De repente, una pequeña voz interrumpió sus pensamientos. Una niña de unos siete años, rubia y vestida con un elegante abrigo plateado, se acercó a la escultura de hielo. Sus ojos se abrieron con asombro al mirar a Clara. Con timidez pero firmeza, la pequeña señaló la mano de la escultora.

—Esta mano me ayudó en la nieve —dijo la niña, llamada Lucía, con una extraña familiaridad.
Antes de que Clara pudiera asimilar aquellas palabras, un hombre de unos cuarenta y cinco años, vestido con un impecable traje gris marengo, intervino con rapidez. Era Arturo, el influyente empresario y padre adoptivo de la niña.
—No dejes que el artista la asuste, Lucía —dijo Arturo, intentando apartar a la pequeña con suavidad pero con una evidente tensión en su rostro.
Clara, con el corazón latiendo a mil por hora, observó el cuello de la niña. Allí, colgando de una fina cadena, vio un zafiro azul tallado de forma única. Su respiración se detuvo. Con manos temblorosas, Clara se abrió el abrigo de lana pesada para mostrar un boceto idéntico que llevaba en su cartera.
—Dejé esto en la manta de mi bebé durante la tormenta de nieve —declaró Clara, con lágrimas en los ojos.
Arturo se quedó paralizado, con el rostro desencajado por la sorpresa.

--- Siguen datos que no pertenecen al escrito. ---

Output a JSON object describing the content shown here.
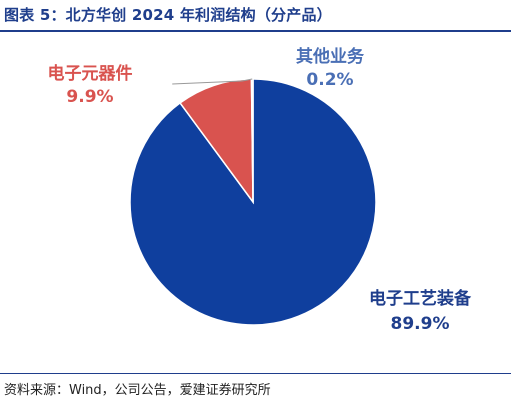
{
  "figure": {
    "title": "图表 5：北方华创 2024 年利润结构（分产品）",
    "source": "资料来源：Wind，公司公告，爱建证券研究所"
  },
  "chart_data": {
    "type": "pie",
    "title": "图表 5：北方华创 2024 年利润结构（分产品）",
    "slices": [
      {
        "name": "电子工艺装备",
        "value": 89.9,
        "label": "89.9%",
        "color": "#0f3f9e"
      },
      {
        "name": "电子元器件",
        "value": 9.9,
        "label": "9.9%",
        "color": "#d9534f"
      },
      {
        "name": "其他业务",
        "value": 0.2,
        "label": "0.2%",
        "color": "#5b7fbf"
      }
    ],
    "start_angle": "12 o'clock",
    "direction": "clockwise",
    "legend": "none"
  }
}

—Encontraron tu coche vacío... —susurró él, revelando un conocimiento que no debería tener.
—Viviana me encontró primero —respondió Clara, clavando su mirada en la esposa de Arturo, que observaba la escena desde la distancia con pánico absoluto—. ¿Cuánto tiempo ocultaste a mi hija?
”¿Cuánto tiempo ocultaste a mi hija?